Friday, March 20, 2015

First Word: Tessa Too-Kong: Carpet


A consignment of eleven hand-knotted Persian carpets appeared one day at our home in the country. My parents had bought the lot off the wharf. It was the ‘sixties, a ship laden with carpets had escaped Iran and found no port to dock until it reached Georgetown. This boon flooded the house with colour.
            The largest was a thick garnet-red pile Iran Tabriz Shuhai Bat desert carpet, ten by thirteen feet with intricate diamond-shaped geometric patterns in petroleum blue and russet, laid out in the living room and out of bounds to us children. We were allowed to walk around the edges and admire the motifs, and only step into the mystical quadrangle when invited. There, my mother would teach us their names and show us how to work out the knot density and value the imperfections as authenticity. The tribal craftsmen believed that God was the only perfect being, hence the Persian saying that “a Persian carpet is perfectly imperfect, and precisely imprecise.”  Two other carpets were hung on the walls, the small Mori in the dining room a dark, blood-red prayer rug with an arched gold minaret design, and the creamy silk-inlaid Keshan in the living room with its pale rose and gold pattern of trellised flowers and birds, not unlike an oriental garden. The Kharak Mosul  with its huge central medallion lay in the dining room, the delicate Russian Bokharas (my favourites) of warm ruby, topaz and sapphire with their octagonal patterns were scattered around like gleaming jewels on the polished floors.
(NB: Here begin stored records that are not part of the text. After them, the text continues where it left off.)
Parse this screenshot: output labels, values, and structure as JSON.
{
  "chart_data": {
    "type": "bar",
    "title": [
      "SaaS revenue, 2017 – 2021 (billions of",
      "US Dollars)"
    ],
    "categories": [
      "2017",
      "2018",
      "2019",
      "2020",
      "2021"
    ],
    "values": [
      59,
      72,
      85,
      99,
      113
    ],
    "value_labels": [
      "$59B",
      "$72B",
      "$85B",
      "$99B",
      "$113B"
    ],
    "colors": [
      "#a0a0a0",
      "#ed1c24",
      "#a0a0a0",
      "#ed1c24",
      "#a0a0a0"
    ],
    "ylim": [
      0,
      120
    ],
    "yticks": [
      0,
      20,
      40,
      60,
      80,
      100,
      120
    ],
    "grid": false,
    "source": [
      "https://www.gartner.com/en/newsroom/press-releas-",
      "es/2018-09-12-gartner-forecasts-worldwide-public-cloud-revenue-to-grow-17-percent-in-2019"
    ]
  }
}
            It was like travelling the ancient Silk Road to Samarkand when we had to skirt around the carpeted landscape to get to the piano and playroom beyond, a corner behind the front staircase just below the steep tower stairs (that were also out of bounds). That tower room gave a magnificent panoramic view of the ocean, cane fields, village cricket ground, canals and back dams, making you lord of all you surveyed, looking down on nature’s carpet of lush greens and mud browns. It was our dream house, complete with the ghost of the previous owner, who walked the corridors at twilight trailing a scent of liniment behind him, to the chimes and chants of the Hare Krishna monks across the canal. We children were certain he lived in the tower room. My mother had the Swami, Father and the Minister over to exorcise him. He never came back. I wondered what his restless spirit had been seeking.  I was glad he at least got to see our carpets.